First, I would like to state that I do not have near the experience
rebuilding player stacks that others have. If Paul thinks that
a few thousandths of an inch makes a difference in stack performance
(over time) this is based on knowledge and experience well beyond mine.
When I said that I did not think that a few thousandths made
a difference, what I should have said is that I don't think that
the time it takes for a valve to travel over the distance of a few
thousandths of an inch is of much consequence. The difference in flow
through the area exposed by valves with different gaps is relevant.

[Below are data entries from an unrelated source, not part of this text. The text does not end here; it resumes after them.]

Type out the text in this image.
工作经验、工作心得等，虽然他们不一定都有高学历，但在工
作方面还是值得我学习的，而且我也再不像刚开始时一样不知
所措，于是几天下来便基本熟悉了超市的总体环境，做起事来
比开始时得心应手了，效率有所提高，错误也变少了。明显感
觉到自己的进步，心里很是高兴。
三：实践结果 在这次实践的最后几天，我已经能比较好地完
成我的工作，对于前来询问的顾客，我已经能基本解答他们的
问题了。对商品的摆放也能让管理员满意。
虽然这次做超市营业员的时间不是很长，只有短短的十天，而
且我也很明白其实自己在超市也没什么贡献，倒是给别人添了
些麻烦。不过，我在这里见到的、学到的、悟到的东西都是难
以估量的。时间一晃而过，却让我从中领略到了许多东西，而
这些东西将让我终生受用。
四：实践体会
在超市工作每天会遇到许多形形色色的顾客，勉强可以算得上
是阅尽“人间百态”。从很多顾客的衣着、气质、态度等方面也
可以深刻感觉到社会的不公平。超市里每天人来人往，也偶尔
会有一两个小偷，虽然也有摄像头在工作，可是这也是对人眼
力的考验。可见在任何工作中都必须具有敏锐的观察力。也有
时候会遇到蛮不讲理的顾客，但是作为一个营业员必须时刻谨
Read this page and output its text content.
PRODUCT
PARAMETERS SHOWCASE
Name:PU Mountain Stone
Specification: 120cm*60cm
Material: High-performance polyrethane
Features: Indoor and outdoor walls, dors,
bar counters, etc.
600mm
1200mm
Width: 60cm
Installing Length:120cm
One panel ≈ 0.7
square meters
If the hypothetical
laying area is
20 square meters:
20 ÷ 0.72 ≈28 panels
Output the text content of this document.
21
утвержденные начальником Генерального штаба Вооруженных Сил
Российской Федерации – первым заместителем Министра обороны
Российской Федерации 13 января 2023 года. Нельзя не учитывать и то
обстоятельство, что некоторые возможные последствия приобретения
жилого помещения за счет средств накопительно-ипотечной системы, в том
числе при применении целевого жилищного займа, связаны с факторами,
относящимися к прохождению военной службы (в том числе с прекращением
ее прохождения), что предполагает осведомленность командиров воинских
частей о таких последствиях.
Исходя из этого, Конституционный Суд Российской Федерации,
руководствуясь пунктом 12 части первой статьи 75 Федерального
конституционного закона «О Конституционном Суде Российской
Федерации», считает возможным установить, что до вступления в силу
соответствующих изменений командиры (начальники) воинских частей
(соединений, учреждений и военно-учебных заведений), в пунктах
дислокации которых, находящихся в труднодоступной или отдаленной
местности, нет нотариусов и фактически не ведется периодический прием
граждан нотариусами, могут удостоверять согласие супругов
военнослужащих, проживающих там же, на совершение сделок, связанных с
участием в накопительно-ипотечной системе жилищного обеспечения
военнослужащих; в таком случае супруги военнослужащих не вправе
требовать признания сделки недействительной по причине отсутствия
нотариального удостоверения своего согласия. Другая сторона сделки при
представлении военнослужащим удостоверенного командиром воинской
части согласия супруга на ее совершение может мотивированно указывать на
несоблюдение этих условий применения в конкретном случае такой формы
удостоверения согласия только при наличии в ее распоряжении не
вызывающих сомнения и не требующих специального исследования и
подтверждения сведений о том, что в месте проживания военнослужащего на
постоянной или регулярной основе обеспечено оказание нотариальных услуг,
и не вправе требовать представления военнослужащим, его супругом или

This is part of my reason for wanting to measure flow through the
When I rebuilt stacks for myself and a few others, my interest was
in getting the valve performance as even as possible. In choosing
a number, I deferred to the experts. In fact, I think I used the
numbers that Paul recommended. I set a number of valves to the
recommended clearance and then measured the flow to get a value to
apply to the rest of the valves.
I used the flow measurement method only because I had noticed that
accuracy of measurement with a dial gauge was not as repeatable as
I hoped. It seemed that things like crooked valve lifter buttons
wires, guides, deformed valve plates, etc., might be causing the valve
to settle differently from valve to valve and from measurement to
measurement. For example, if the top face of the valve body is not
parallel to the bottom, the valve will tilt in its travel and can
disturb the measurement. The amount of measurement error is likely
to be small but it is just one more uncertainly to be added to the rest
and any method that eliminated it was of interest to me.
My method simply measured the flow through the top seat with the valve
at rest. It might be good to apply vacuum to the stack to insure equal
compression of the leather but I did not do that. It was not my
intention to measure leakage.
Flow through a small valve gap is influenced by turbulence and other
factors so the flow through a crooked valve is going to be different
from that through one that is parallel to its seat. Since a valve
in its open or closed position will be resting on one of the seats,
any difference in valve gap caused by non parallel faces of the valve
body will be the same in the open or closed position.
For this reason I thought it reasonable to measure the flow through
the top valve plate since it is much easier to do. Since the top and
bottom valve plates might be distorted differently, it would be best
to measure the flow through both the top and bottom and to make any
necessary corrections to the valve geometry. This is much more effort
than I was willing to invest.
Measuring flow through the top seat is easy and produces repeatable
measurements. This is probably more true of the microscope method than
the dial gauge but I never thought of using my microscope in that way.
In summary, either measuring valve travel with a dial gauge or
a microscope is probably just as good as flow measurement if done
carefully and if the geometry of all valves is consistent. To the
extent that these dimensions vary, flow measurement might be better.
There is probably a reason that Ampico used the flow method for
adjusting unit valves. Whether it was to achieve greater accuracy,
as stated in their promotional literature, or just because it was
easier to build a machine to automatically set the valves, is not
clear. As far as my work is concerned, I prefer methods that reduce
the chance of errors in tedious repeated tasks.